Eco-nunnery is among first clients as M&E firm starts up woodchip business for biomass boilers
When the Benedictine nuns of the Conventus of Our Lady of Consolation moved to Stanbrook Abbey, their Feilden Clegg Bradley-designed eco-nunnery on the Yorkshire moors, earlier this month, they turned to contractor NG Bailey to supply their wood fuel.
The 4,000-strong, £600m turnover M&E specialist is well known for work on projects such as the refurbishment of Great Ormond Street Hospital. Now it has taken its business in an unexpected direction: forestry.
NG Bailey has built up a £150,000-turnover business supplying woodchip for biomass boilers to 14 local consumers from its 2,600-acre estate, Denton Hall on Ilkley Moor. Among the business’ customers are Bradford university, council libraries and now the abbey.
James Bush, Denton Hall estate manager, said the business was “non-core”, but he’s serious about it. Bush supplies 400 tonnes of wood annually from the hall’s 600 acres of woodland, but has agreements with other landowners in the area to supply 4,000 more, for which it will pay £30 a tonne.
Location is vital: if woodchip travels more than 35 miles it loses its “carbon benefit”.
We’re looking to develop a woodchip supply operation nationwide
James Bush, estate manager
Woodchip is one of a number of agricultural enterprises that NG Bailey runs from its neoclassical country headquarters; it is also home to 500 cattle, 2,000 sheep and clay pigeon shooting.
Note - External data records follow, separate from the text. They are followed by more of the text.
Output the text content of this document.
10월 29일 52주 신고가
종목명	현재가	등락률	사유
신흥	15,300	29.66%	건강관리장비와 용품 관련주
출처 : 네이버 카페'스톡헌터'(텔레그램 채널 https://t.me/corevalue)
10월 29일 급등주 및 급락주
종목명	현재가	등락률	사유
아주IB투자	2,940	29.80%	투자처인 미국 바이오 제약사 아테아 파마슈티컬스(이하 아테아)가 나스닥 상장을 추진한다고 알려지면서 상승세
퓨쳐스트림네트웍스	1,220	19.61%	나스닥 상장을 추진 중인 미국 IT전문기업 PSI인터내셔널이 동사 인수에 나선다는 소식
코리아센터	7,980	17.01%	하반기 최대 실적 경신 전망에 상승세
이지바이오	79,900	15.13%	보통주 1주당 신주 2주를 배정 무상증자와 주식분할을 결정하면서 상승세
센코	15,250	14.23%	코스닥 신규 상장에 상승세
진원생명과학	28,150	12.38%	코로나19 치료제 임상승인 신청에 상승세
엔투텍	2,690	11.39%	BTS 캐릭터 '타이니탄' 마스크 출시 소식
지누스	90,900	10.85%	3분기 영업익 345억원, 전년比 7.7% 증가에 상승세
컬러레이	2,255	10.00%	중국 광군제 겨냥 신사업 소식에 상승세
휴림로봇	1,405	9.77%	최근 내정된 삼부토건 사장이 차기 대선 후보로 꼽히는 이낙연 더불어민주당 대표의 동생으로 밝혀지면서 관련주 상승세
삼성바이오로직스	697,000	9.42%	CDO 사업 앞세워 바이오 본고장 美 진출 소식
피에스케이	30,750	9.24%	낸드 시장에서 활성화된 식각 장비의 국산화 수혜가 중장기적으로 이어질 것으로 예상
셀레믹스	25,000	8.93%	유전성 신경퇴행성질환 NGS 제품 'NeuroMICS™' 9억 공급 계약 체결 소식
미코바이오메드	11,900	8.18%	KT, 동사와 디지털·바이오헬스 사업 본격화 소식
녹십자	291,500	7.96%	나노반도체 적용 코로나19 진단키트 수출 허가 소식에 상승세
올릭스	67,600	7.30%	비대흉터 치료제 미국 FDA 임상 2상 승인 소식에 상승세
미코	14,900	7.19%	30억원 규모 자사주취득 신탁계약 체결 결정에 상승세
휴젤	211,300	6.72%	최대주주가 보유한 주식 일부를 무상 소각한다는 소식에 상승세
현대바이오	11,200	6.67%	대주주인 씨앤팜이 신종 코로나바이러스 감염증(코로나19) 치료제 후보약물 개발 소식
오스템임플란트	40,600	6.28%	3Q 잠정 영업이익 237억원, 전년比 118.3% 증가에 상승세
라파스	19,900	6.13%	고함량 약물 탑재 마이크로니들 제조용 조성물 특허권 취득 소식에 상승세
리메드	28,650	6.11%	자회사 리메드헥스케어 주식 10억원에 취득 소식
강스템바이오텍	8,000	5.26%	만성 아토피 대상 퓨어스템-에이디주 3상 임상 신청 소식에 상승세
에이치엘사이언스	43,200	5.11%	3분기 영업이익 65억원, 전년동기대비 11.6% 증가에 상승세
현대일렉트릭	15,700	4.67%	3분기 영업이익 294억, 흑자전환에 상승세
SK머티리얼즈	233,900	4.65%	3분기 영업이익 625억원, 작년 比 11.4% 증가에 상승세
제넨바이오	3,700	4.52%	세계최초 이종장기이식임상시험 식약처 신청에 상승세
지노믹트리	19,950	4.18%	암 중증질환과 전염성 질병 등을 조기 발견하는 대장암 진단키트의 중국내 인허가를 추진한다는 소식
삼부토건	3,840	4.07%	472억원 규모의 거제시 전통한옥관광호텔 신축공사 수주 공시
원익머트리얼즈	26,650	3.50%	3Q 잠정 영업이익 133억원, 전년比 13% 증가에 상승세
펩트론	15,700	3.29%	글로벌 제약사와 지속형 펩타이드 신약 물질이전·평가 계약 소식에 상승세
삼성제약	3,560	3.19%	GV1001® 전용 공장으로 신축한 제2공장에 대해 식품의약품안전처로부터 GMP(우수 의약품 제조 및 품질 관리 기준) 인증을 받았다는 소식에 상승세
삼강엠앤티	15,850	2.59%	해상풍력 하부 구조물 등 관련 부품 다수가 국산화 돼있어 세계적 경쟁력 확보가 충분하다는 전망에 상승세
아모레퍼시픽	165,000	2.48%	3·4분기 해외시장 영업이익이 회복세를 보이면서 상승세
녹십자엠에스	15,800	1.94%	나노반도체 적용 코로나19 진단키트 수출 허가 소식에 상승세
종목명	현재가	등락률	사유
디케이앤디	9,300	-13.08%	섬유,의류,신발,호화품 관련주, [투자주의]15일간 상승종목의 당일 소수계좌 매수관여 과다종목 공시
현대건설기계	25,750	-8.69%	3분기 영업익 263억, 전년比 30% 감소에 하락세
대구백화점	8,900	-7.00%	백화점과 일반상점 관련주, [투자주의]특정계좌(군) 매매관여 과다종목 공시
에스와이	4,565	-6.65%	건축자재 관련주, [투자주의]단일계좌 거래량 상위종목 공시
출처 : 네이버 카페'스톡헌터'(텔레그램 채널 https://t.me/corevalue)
The company is now developing relationships with wood fuel bodies and suppliers around the UK. Bush said: “We’re looking to develop a chip supply operation nationwide.”
Part of the plan is to use the business to help sell the installation of woodchip boilers. “It’s a chicken-and-egg problem,” he said. “If people don’t have confidence in supply, they won’t install the boilers. We’re trying to put confidence in end users so they can see it’s a quality product and so they’re more likely to take a boiler.”